Responding to the latest NHS performance statistics Rory Deighton, director of the NHS Confederation’s Acute Network, said:

 

“These figures reinforce just how much pressure the NHS is under and just how hard staff are working to improve performance and provide the best care possible for patients.

 

“Despite A&Es seeing their busiest summer on record more patients are being seen within the four-hour target, trolley waits have fallen in recent months and fewer people are waiting longer than 12 hours. Ambulance response times have also improved. But patients are still waiting too long, and these positive signs of progress could easily be lost if the NHS does not have the support and resources to cope with what could be a very difficult winter.

 

“As Lord Darzi has highlighted in his report, the health service has been starved of capital over the last decade, hampering its productivity. His report also shows that revenue funding growth has stagnated. NHS leaders are currently facing really difficult decisions over whether to cut staff or services to balance their books when they want to be ramping up capacity to prepare for winter.

 

“Without immediate funding there is a very real risk the NHS falls into crisis this winter, with ambulance response and handover delays, overcrowded A&Es and people stuck in hospital beds because of a lack of community and social care.

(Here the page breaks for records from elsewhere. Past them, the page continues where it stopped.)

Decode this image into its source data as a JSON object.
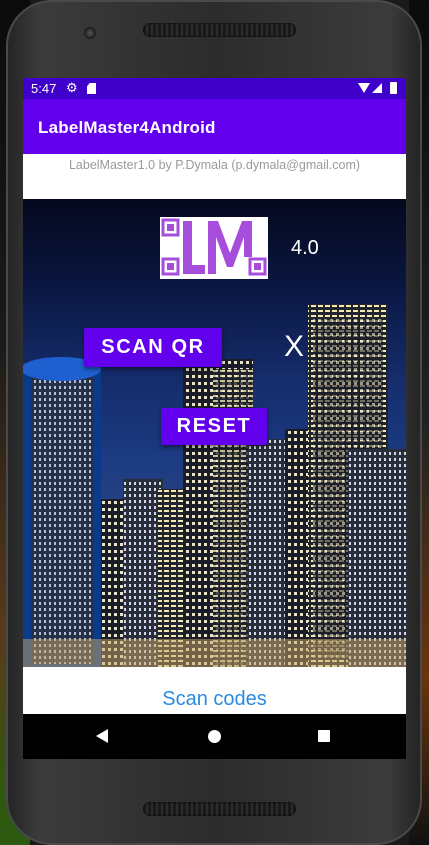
{
  "statusbar": {
    "time": "5:47"
  },
  "appbar": {
    "title": "LabelMaster4Android"
  },
  "credit": "LabelMaster1.0 by P.Dymala (p.dymala@gmail.com)",
  "logo": {
    "letters": "LM"
  },
  "version": "4.0",
  "buttons": {
    "scan_qr": "SCAN QR",
    "reset": "RESET"
  },
  "scan_status": "X",
  "footer": {
    "link": "Scan codes"
  },
  "icons": {
    "statusbar": [
      "gear-icon",
      "sd-card-icon",
      "wifi-icon",
      "signal-icon",
      "battery-icon"
    ],
    "navbar": [
      "back-icon",
      "home-icon",
      "recents-icon"
    ]
  },
  "colors": {
    "statusbar": "#3f00c9",
    "appbar": "#6200ee",
    "button": "#6200ee",
    "link": "#2a8be0",
    "logo": "#a64ddb"
  }
}
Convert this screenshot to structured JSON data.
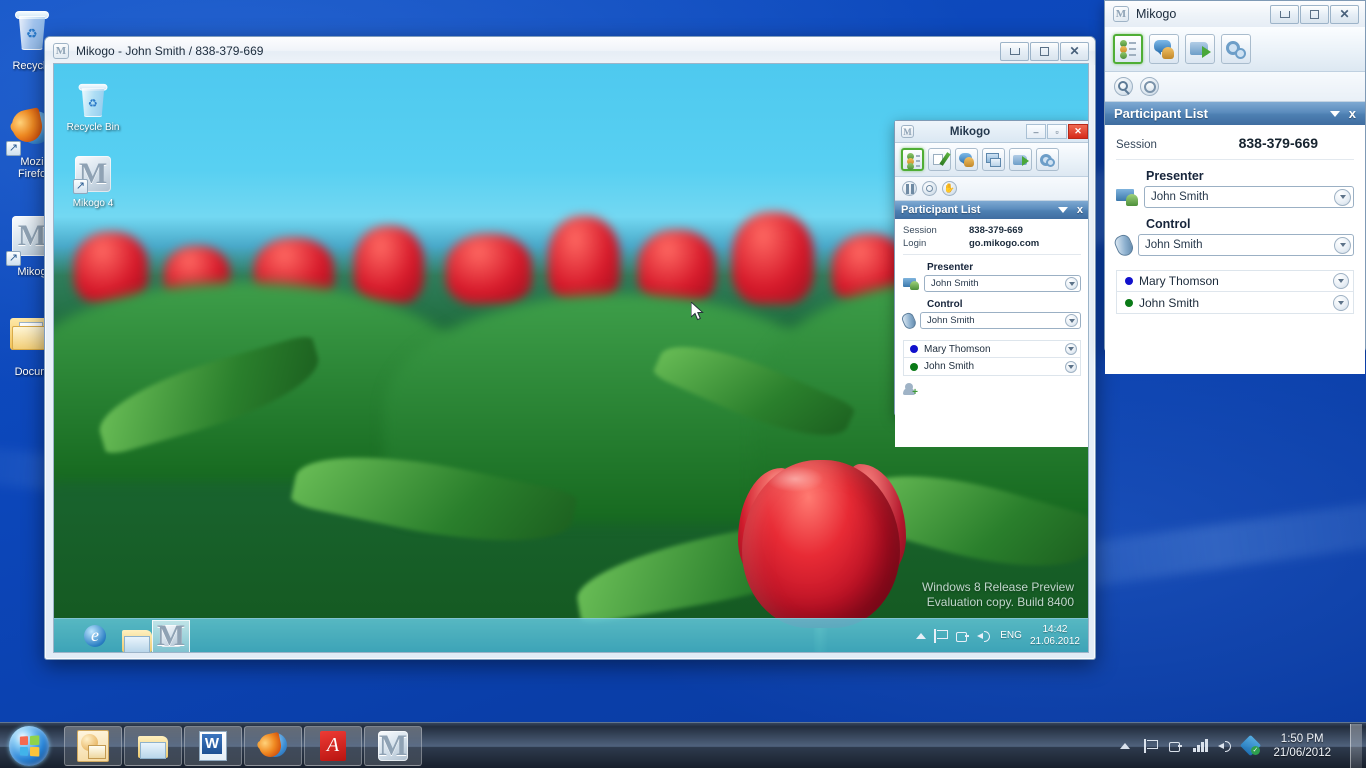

NHS leaders and their teams have worked very hard to stabilise the waiting lists and cut some of the longest waits – it would be demoralising for staff to throw away these improvements.

 

“Our members have welcomed the government’s commitment to improving the NHS and the Darzi report has thoroughly set out the diagnosis of the NHS’s ills. Now the government has to set out how it will solve these intractable problems.

 

“NHS leaders recognise the benefits of moving care closer to home with a greater focus on prevention but tell us that the current financial situation is making this very difficult. There needs to be more capital investment to repair estates and improve productivity.

 

“The Prime Minister and Secretary of State have set out the three big shifts they want for the NHS, and said the service needs to ‘reform or die’. But these reforms will not come for free, with demand so high it is not as simple as taking money from one part of the NHS to invest in another.”